Les chiffres du chômage de Pôle emploi, très volatils, révèlent une tendance, à la baisse ou à la hausse, à partir d'une évolution de 27.000 chômeurs sur un mois ou de 35.000 sur un trimestre, a analysé la Dares jeudi.

"Quand le nombre de demandeurs d'emploi en catégorie A (sans activité) augmente ou baisse de plus de 27.000 sur le mois, alors il y a une probabilité assez forte que ce soit une véritable tendance que je puisse commenter", a déclaré Françoise Bouygard, directrice du service des statistiques du ministère du Travail, lors d'une conférence de presse sur la refonte des publications mensuelles de Pôle emploi.

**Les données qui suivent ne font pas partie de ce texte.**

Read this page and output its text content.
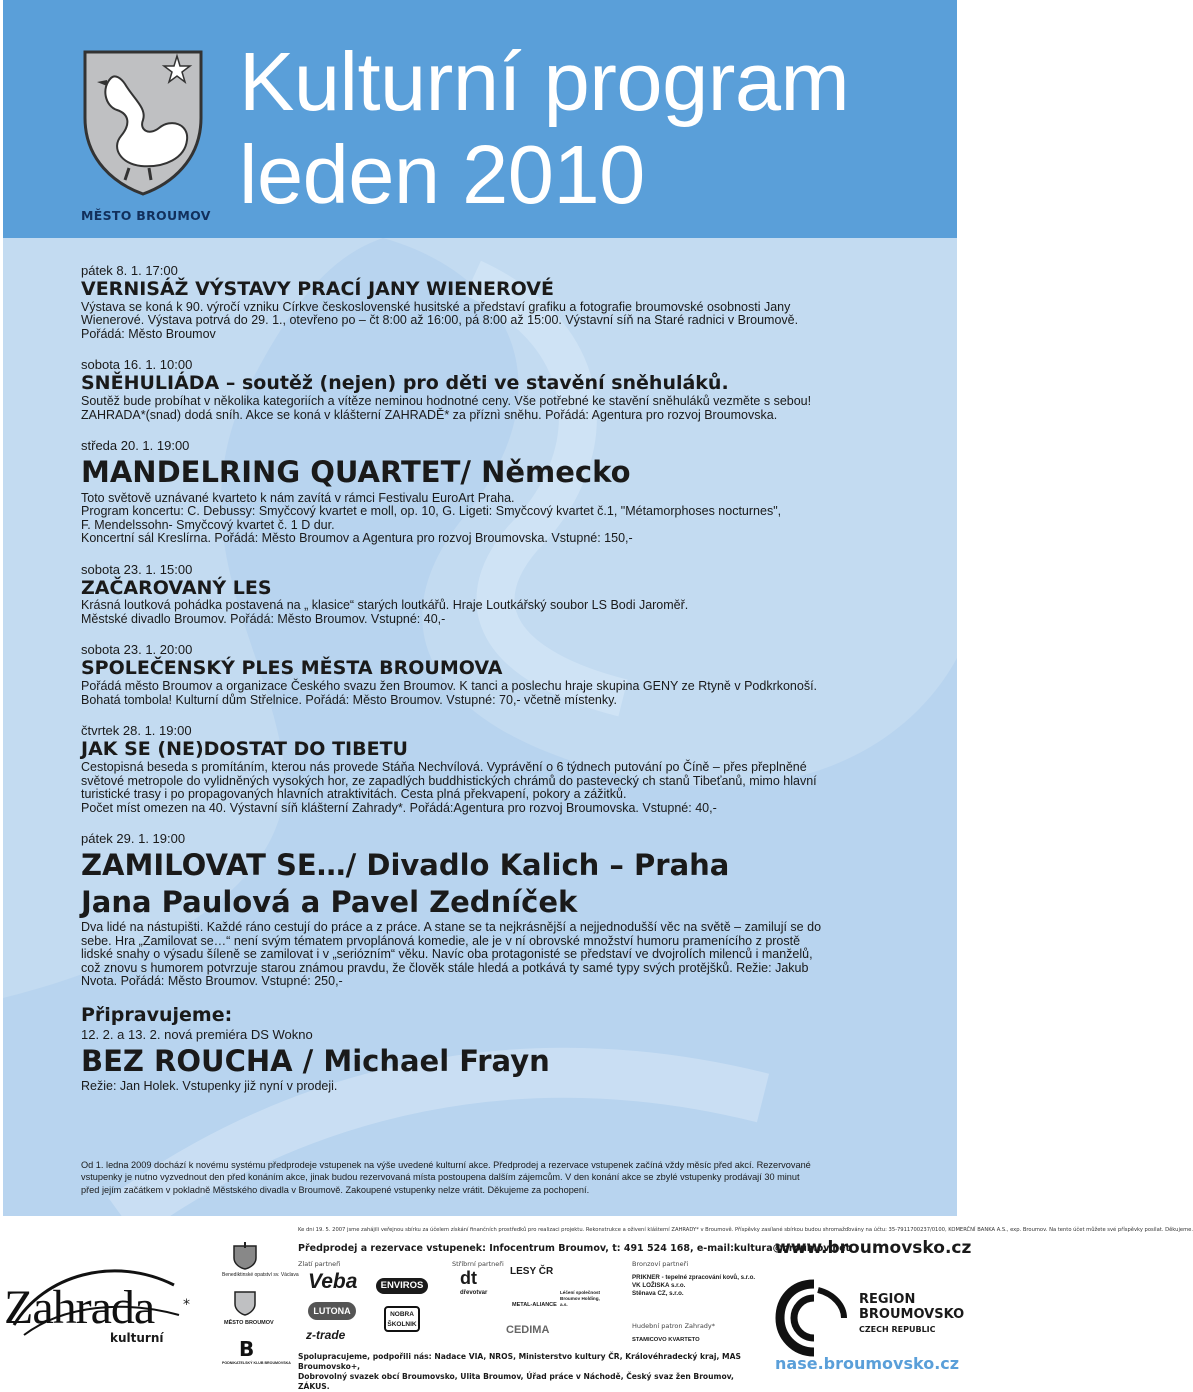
MĚSTO BROUMOV
Kulturní program
leden 2010
pátek 8. 1. 17:00
VERNISÁŽ VÝSTAVY PRACÍ JANY WIENEROVÉ
Výstava se koná k 90. výročí vzniku Církve československé husitské a představí grafiku a fotografie broumovské osobnosti Jany
Wienerové. Výstava potrvá do 29. 1., otevřeno po – čt 8:00 až 16:00, pá 8:00 až 15:00. Výstavní síň na Staré radnici v Broumově.
Pořádá: Město Broumov
sobota 16. 1. 10:00
SNĚHULIÁDA – soutěž (nejen) pro děti ve stavění sněhuláků.
Soutěž bude probíhat v několika kategoriích a vítěze neminou hodnotné ceny. Vše potřebné ke stavění sněhuláků vezměte s sebou!
ZAHRADA*(snad) dodá sníh. Akce se koná v klášterní ZAHRADĚ* za příznì sněhu. Pořádá: Agentura pro rozvoj Broumovska.
středa 20. 1. 19:00
MANDELRING QUARTET/ Německo
Toto světově uznávané kvarteto k nám zavítá v rámci Festivalu EuroArt Praha.
Program koncertu: C. Debussy: Smyčcový kvartet e moll, op. 10, G. Ligeti: Smyčcový kvartet č.1, "Métamorphoses nocturnes",
F. Mendelssohn- Smyčcový kvartet č. 1 D dur.
Koncertní sál Kreslírna. Pořádá: Město Broumov a Agentura pro rozvoj Broumovska. Vstupné: 150,-
sobota 23. 1. 15:00
ZAČAROVANÝ LES
Krásná loutková pohádka postavená na „ klasice“ starých loutkářů. Hraje Loutkářský soubor LS Bodi Jaroměř.
Městské divadlo Broumov. Pořádá: Město Broumov. Vstupné: 40,-
sobota 23. 1. 20:00
SPOLEČENSKÝ PLES MĚSTA BROUMOVA
Pořádá město Broumov a organizace Českého svazu žen Broumov. K tanci a poslechu hraje skupina GENY ze Rtyně v Podkrkonoší.
Bohatá tombola! Kulturní dům Střelnice. Pořádá: Město Broumov. Vstupné: 70,- včetně místenky.
čtvrtek 28. 1. 19:00
JAK SE (NE)DOSTAT DO TIBETU
Cestopisná beseda s promítáním, kterou nás provede Stáňa Nechvílová. Vyprávění o 6 týdnech putování po Číně – přes přeplněné
světové metropole do vylidněných vysokých hor, ze zapadlých buddhistických chrámů do pastevecký ch stanů Tibeťanů, mimo hlavní
turistické trasy i po propagovaných hlavních atraktivitách. Cesta plná překvapení, pokory a zážitků.
Počet míst omezen na 40. Výstavní síň klášterní Zahrady*. Pořádá:Agentura pro rozvoj Broumovska. Vstupné: 40,-
pátek 29. 1. 19:00
ZAMILOVAT SE…/ Divadlo Kalich – Praha
Jana Paulová a Pavel Zedníček
Dva lidé na nástupišti. Každé ráno cestují do práce a z práce. A stane se ta nejkrásnější a nejjednodušší věc na světě – zamilují se do
sebe. Hra „Zamilovat se…“ není svým tématem prvoplánová komedie, ale je v ní obrovské množství humoru pramenícího z prostě
lidské snahy o výsadu šíleně se zamilovat i v „seriózním“ věku. Navíc oba protagonisté se představí ve dvojrolích milenců i manželů,
což znovu s humorem potvrzuje starou známou pravdu, že člověk stále hledá a potkává ty samé typy svých protějšků. Režie: Jakub
Nvota. Pořádá: Město Broumov. Vstupné: 250,-
Připravujeme:
12. 2. a 13. 2. nová premiéra DS Wokno
BEZ ROUCHA / Michael Frayn
Režie: Jan Holek. Vstupenky již nyní v prodeji.
Od 1. ledna 2009 dochází k novému systému předprodeje vstupenek na výše uvedené kulturní akce. Předprodej a rezervace vstupenek začíná vždy měsíc před akcí. Rezervované
vstupenky je nutno vyzvednout den před konáním akce, jinak budou rezervovaná místa postoupena dalším zájemcům. V den konání akce se zbylé vstupenky prodávají 30 minut
před jejím začátkem v pokladně Městského divadla v Broumově. Zakoupené vstupenky nelze vrátit. Děkujeme za pochopení.
Zahrada *
kulturní
Benediktinské opatství sv. Václava
MĚSTO BROUMOV
B
PODNIKATELSKÝ KLUB BROUMOVSKA
Ke dni 19. 5. 2007 jsme zahájili veřejnou sbírku za účelem získání finančních prostředků pro realizaci projektu. Rekonstrukce a oživení klášterní ZAHRADY* v Broumově. Příspěvky zasílané sbírkou budou shromažďovány na účtu: 35-7911700237/0100, KOMERČNÍ BANKA A.S., exp. Broumov. Na tento účet můžete své příspěvky posílat. Děkujeme.
Předprodej a rezervace vstupenek: Infocentrum Broumov, t: 491 524 168, e-mail:kultura@broumov.net
Zlatí partneři	Stříbrní partneři	Bronzoví partneři
Hudební patron Zahrady*
Veba	ENVIROS
LUTONA	NOBRA ŠKOLNIK
z-trade
dt
dřevotvar
LESY ČR
METAL-ALIANCE
CEDIMA
Léčení společnost Broumov Holding, a.s.
PRIKNER - tepelné zpracování kovů, s.r.o.
VK LOŽISKA s.r.o.
Stěnava CZ, s.r.o.
STAMICOVO KVARTETO
www.broumovsko.cz
REGION
BROUMOVSKO
CZECH REPUBLIC
nase.broumovsko.cz
Spolupracujeme, podpořili nás: Nadace VIA, NROS, Ministerstvo kultury ČR, Královéhradecký kraj, MAS Broumovsko+,
Dobrovolný svazek obcí Broumovsko, Ulita Broumov, Úřad práce v Náchodě, Český svaz žen Broumov, ZÁKUS.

"Plus intéressant encore, quand on regarde sur trois mois, le seuil passe à 35.000", a-t-elle ajouté.

Ces chiffres résultent d'une analyse des statisticiens de la Dares et de l'Insee sur les données de la période 2003-2013, mais "le marché du travail se modifie et ces seuils seront certainement amenés à évoluer", a prévenu Mme Bouygard.

Si l'on analyse la dernière publication de Pôle emploi à travers cette nouvelle grille, aucune tendance ne se dessine: à fin novembre en métropole, le nombre d'inscrits en catégorie A était en baisse de 15.000 sur un mois et en hausse de 3.200 sur un trimestre.

Au cours des dernières années, la tendance était clairement à la hausse jusqu'à la fin 2014. Depuis, les évolutions sont très changeantes, passant régulièrement au-dessus et en-dessous du seuil indiquant une tendance à la hausse.

Les statisticiens de l'Insee et de la Dares ont également déterminé des seuils de "significativité" pour le cumul des catégories A, B et C (sans activité et activité réduite): 25.000 sur un mois, 27.000 sur un trimestre.

Mais la Dares et Pôle emploi, par la voix de Stéphane Ducatez, directeur des statistiques, jugent l'évolution trimestrielle "beaucoup plus pertinente".

Illustration de Françoise Bouygard: "quand le mois commence par un lundi, on peut avoir plus d'entrées en formation professionnelle qu'un mois qui aurait commencé un jeudi, parce que les formations commencent souvent le lundi. Le mois d'après, il y a un effet de rattrapage".

Partant de ce constat, Pôle emploi et la Dares ont décidé, à partir des prochains chiffres qui seront publiés le 27 janvier, d'indiquer les évolutions trimestrielles dans leur publication. Ils suivent ainsi une recommandation de l'Autorité de la statistique publique (ASP), qui a labellisé les statistiques de Pôle emploi en mars 2014.